Brian A. Kilburn scite author profile

During human placentation, extravillous cytotrophoblast cells emerge from chorionic villi contacting the decidua to invade the uterine wall. When isolated from first-trimester placentae, cytotrophoblast cells undergo step-wise differentiation in vitro that recapitulates the phenotypic heterogeneity observed in vivo. We examined a cell line, HTR-8/SVneo, that has been established from human first-trimester cytotrophoblast to determine whether these cells possess some of the unique cytotrophoblast characteristics that have been described previously. Exposure during serum-free culture to hypoxic conditions (2% oxygen concentration) increased HTR-8/SVneo cell proliferation and reduced invasion of a three-dimensional basement membrane (Matrigel).
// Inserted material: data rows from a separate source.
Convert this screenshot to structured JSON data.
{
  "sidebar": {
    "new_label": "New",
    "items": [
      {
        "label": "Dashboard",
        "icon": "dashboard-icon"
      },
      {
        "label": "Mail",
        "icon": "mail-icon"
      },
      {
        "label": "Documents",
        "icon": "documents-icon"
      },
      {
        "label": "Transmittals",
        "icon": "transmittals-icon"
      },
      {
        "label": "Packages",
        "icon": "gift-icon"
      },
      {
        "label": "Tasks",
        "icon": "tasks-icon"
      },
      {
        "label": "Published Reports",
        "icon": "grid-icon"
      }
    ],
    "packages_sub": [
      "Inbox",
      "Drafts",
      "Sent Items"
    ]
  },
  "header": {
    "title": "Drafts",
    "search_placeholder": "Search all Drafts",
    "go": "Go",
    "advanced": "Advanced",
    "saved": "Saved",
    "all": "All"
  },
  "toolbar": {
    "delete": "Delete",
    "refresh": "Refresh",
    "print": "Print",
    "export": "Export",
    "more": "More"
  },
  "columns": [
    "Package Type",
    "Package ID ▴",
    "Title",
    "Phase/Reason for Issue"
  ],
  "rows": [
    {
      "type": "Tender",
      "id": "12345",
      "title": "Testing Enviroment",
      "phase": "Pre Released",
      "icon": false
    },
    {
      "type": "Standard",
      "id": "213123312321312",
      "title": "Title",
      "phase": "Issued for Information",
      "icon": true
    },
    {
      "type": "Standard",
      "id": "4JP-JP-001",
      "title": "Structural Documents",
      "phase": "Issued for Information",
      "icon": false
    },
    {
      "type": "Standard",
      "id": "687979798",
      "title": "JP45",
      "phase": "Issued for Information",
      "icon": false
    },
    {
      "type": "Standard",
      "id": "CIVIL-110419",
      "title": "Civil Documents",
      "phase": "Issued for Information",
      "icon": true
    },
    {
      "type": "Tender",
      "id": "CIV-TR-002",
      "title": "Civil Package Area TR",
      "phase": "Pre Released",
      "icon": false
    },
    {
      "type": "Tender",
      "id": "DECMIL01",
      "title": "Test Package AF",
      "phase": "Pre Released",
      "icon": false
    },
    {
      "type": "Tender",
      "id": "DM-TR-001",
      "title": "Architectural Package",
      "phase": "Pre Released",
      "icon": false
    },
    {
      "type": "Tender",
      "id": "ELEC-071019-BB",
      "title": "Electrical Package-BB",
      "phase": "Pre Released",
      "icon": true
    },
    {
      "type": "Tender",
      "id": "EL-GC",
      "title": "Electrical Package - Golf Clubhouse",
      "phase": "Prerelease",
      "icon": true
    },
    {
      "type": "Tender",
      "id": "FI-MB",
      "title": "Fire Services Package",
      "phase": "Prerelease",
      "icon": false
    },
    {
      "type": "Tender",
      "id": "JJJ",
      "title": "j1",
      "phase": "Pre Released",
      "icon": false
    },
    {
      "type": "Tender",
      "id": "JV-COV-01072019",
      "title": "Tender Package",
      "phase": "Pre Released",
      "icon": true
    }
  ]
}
During culture on surfaces coated with individual extracellular matrix proteins, HTR-8/SVneo cells expressed cytokeratin but not the trophoblast-specific major histocompatibility protein, HLA-G. However, HLA-G expression was induced in HTR-8/SVneo cells that contacted Matrigel. Expression of the alpha5 integrin subunit was relatively unaffected by matrix composition, whereas alpha1 was up-regulated and alpha6 was down-regulated after transferring cells to Matrigel. Hypoxia increased alpha6 and decreased both alpha1 and HLA-G expression on Matrigel. HTR-8/SVneo cells retain several important characteristics associated with primary cultures of first-trimester human cytotrophoblast cells, including their altered behavior in response to a changing maternal environment.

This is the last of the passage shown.